Fortunately the culture seemed to be available on our own developer machines running Windows 10. My colleague who had the task assigned made a few attempts and successfully managed to make a simple command-line tool to export this culture from his own machine to a file. Now you would think it would be just as easy to actually import this culture on the server, but trying to do that would cause all kinds of errors - none of which made much sense. It seems like there's not really a lot of people who has actually been doing this kind of stuff so trying to find any clues as to what was wrong wasn't really an easy task.
I spent some time debugging the .NET classes related to managing cultures and after a while I had an idea about what could be causing the errors. It seemed like I was able to run the import as long as the culture already existed on my system. While this was a great discovery it didn't really help me much, since the whole purpose of importing a culture would be to get that specific culture installed on a machine where it wasn't already available. Googling a bit more it also seemed like I wasn't the first one who had run into this exact issue (1, 2, 3).
After spending some more time trying to work around this limitation I finally managed to trace the actual problem. In order to register the culture on the machine, you have to load it from the exported file. It isn't possible to actually recreate this culture without loading it from the file, since a few of the properties do not have any sort of setters available from the outside. When loading a culture from a file you use this method:
public static CultureAndRegionInfoBuilder CreateFromLdml(string xmlFileName)
Even though you would think that this method should simply just read the XML content of the file and create a culture object in memory, it apparently does something else. While trying to create the culture object this method actually seems to try to access a culture with that same name, which is what is causing the weird unexpected "Culture name 'xxxxx' is not supported", when trying to create a import routine.

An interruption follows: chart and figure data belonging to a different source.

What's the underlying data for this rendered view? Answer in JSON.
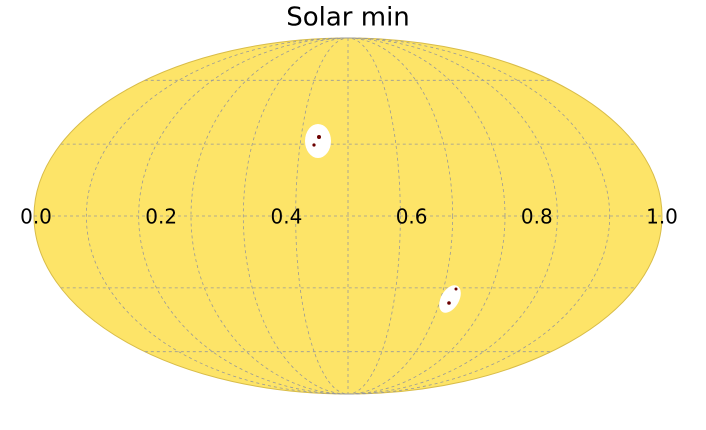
{
  "chart_data": {
    "type": "map",
    "title": "Solar min",
    "color": "#fde468",
    "xlim": [
      0,
      1
    ],
    "xticks": [
      {
        "value": 0,
        "label": "0.0"
      },
      {
        "value": 0.2,
        "label": "0.2"
      },
      {
        "value": 0.4,
        "label": "0.4"
      },
      {
        "value": 0.6,
        "label": "0.6"
      },
      {
        "value": 0.8,
        "label": "0.8"
      },
      {
        "value": 1,
        "label": "1.0"
      }
    ],
    "grid": true
  }
}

From my failed attempts at creating a culture manually, I however knew it wasn't really a problem creating and registrering a simple culture. The problem was however to populate this culture with all the right data, since a lot of the properties weren't writable. So I simply had to use the Load method if I wanted my culture to be exactly as the one stored in the XML file - but how can we trick this method into running successfully?
The Load method actually just requires the culture to exist, so I tried creating an empty placeholder culture using the name of the culture I wanted to import. With this culture registered, I was finally able to successfully have the Load method import the XML file containing my custom culture.
Now - with this culture loaded, all I would need to do was to unregister the temporary placeholder culture again and then register the real culture loaded from the XML file. To be honest, I didn't really expect this to work but it turns out it actually did - I managed to import the missing culture on the target machine!
// Build and register a temporary culture with the name of what we want to import. // CreateFromLdml method will fail when trying to load a culture from file if it doesn't already exist. var tempCulture = new CultureAndRegionInfoBuilder(cultureName, CultureAndRegionModifiers.None); tempCulture.LoadDataFromCultureInfo(CultureInfo.CurrentCulture); tempCulture.LoadDataFromRegionInfo(RegionInfo.CurrentRegion); tempCulture.Register(); // Now load up the culture we actually want to import var culture = CultureAndRegionInfoBuilder.CreateFromLdml(filePath); // Unregister the temporary culture CultureAndRegionInfoBuilder.Unregister(cultureName); // Register the real culture loaded from file culture.Register();
I would classify this as a bug and I assume the reason why this has never been addressed by Microsoft is most likely that it's not really something a lot of people ever use or encounter.
Since we needed to actually work with this in an automated setup running Azure Pack, I also created a simple command-line tool for importing and exporting cultures. The source code is available here on Github - I haven't spent much time polishing it so you may find some bugs. It however works great for equipping our servers with the extra cultures we need, as long as we have a source to get these cultures exported from.